A divine thing happened. The memorial program unfolded just as it was printed in the folder. A seven year old granddaughter quoted John 3:16 and later a pastor spoke about Psalm 23 and he alluded to John 3:16 again. The divine happening was that I learned a basic life lesson. Suddenly I realized that the good news doesn’t change. God so loved the world that He gave His Son that whoever believes in Him will not perish but will have everlasting life. The life lesson was that regardless of the predictable changes to creatures and creation and me, God’s good news is ageless. Now that is comforting.

Wednesday, October 1, 2008

My Teeth Are Out

A NEW LEARNING
Jayden, my three year old grandson, greets me each morning when he wakes. He comes into my studio where I am customarily engaged at the computer, and he leans his cuddly body against my arm until I pick him up. Then we just hang for a while.

Yesterday morning he saw my lower partial plate sitting beside my notebook and he asked, “Grandpa, what is that?” I said, “Those are my teeth.” His head did a classic double take, as his uninitiated mind processed this response. With eyes wide in disbelief he asked, “What are they for Grandpa?” I picked up the partial and slipped it into my mouth, which was a mystery and an education to Jayden. “Can I see?” He asked. I opened my mouth and he smiled with satisfaction to see that I had a full set of teeth.

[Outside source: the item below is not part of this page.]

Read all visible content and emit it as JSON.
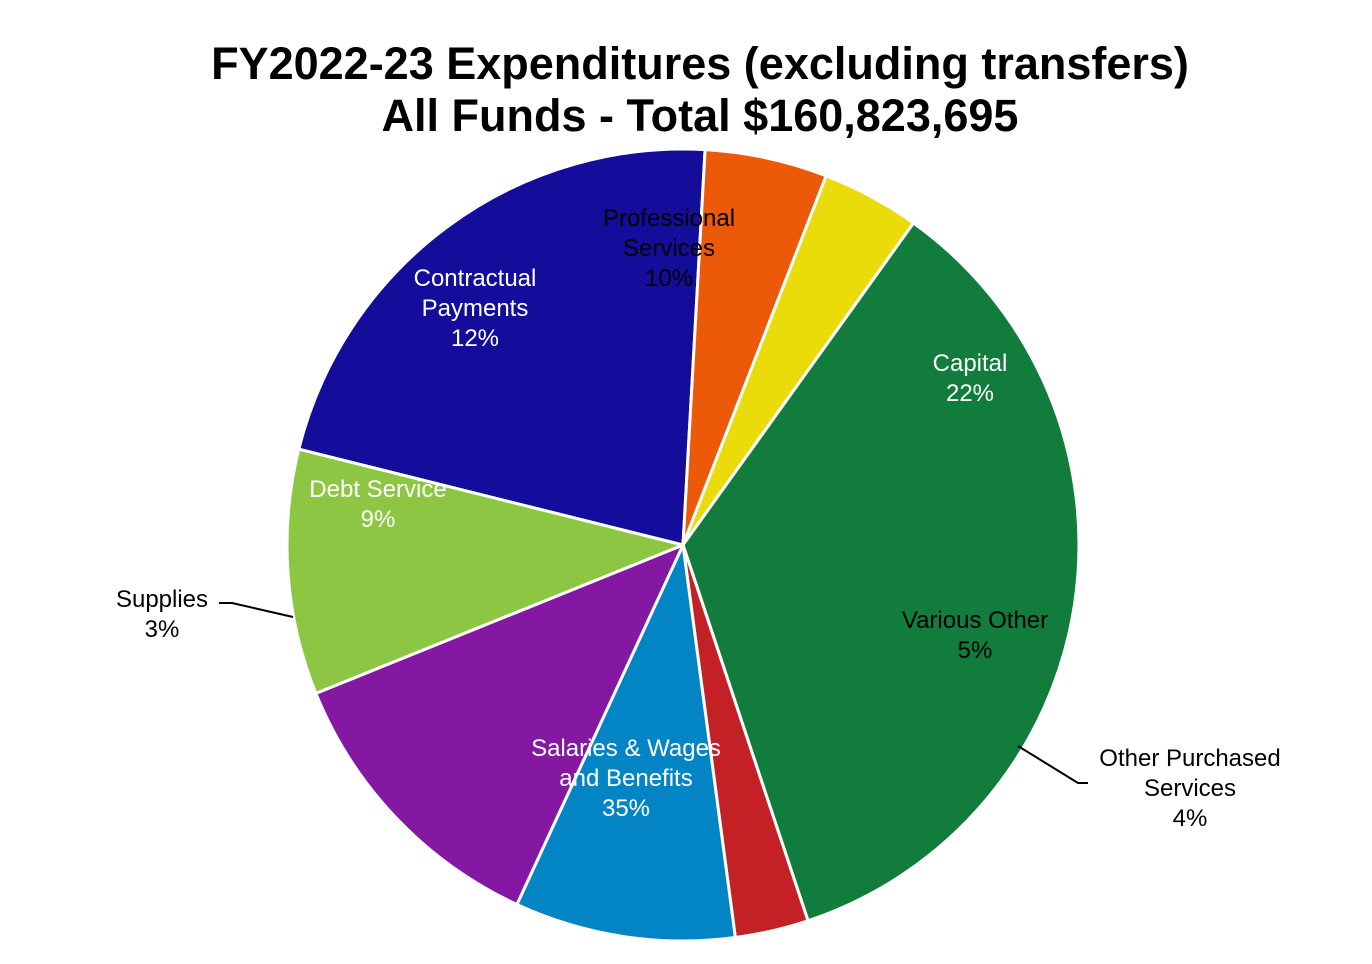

Today he met me in the morning again. “Grandpa, are your teeth in the box?” “No,” I responded. “Are they in your mouth?” I said, “Yes.” He said “Can I see your teeth.”

This is what my life has become. A partial.
I have a partial forefinger, which I snipped off in a bizarre accident last summer as I sat in a lawn chair with my other three year old Grandson Kale, and the chair collapsed. Only a partial or fractional number of brain cells remain following a 2005 Grand Mal seizure which remains an enigma. The missing cells seem to be in the short term memory department. I used to be proud to give a strong handshake but I can squeeze only partially now before the osteo arthritis kicks in. I skip stones with my grandsons at the beach but I can only throw partially as far as I once did. I sleep only a part of the night – old man syndrome you know. Good thing I enjoy early morning hours. It gets far too personal and private to mention more of my partial limitations.

But I am nevertheless a thankful man because I have the use of what remains of my forefinger, so that I can still paint my pictures and I have the complete devotion of these little grandguys and gals and I am favoured with the full commitment of a loving wife who is nothing but partial to me.

I better go brush my teeth. Jayden will come into my room any moment now.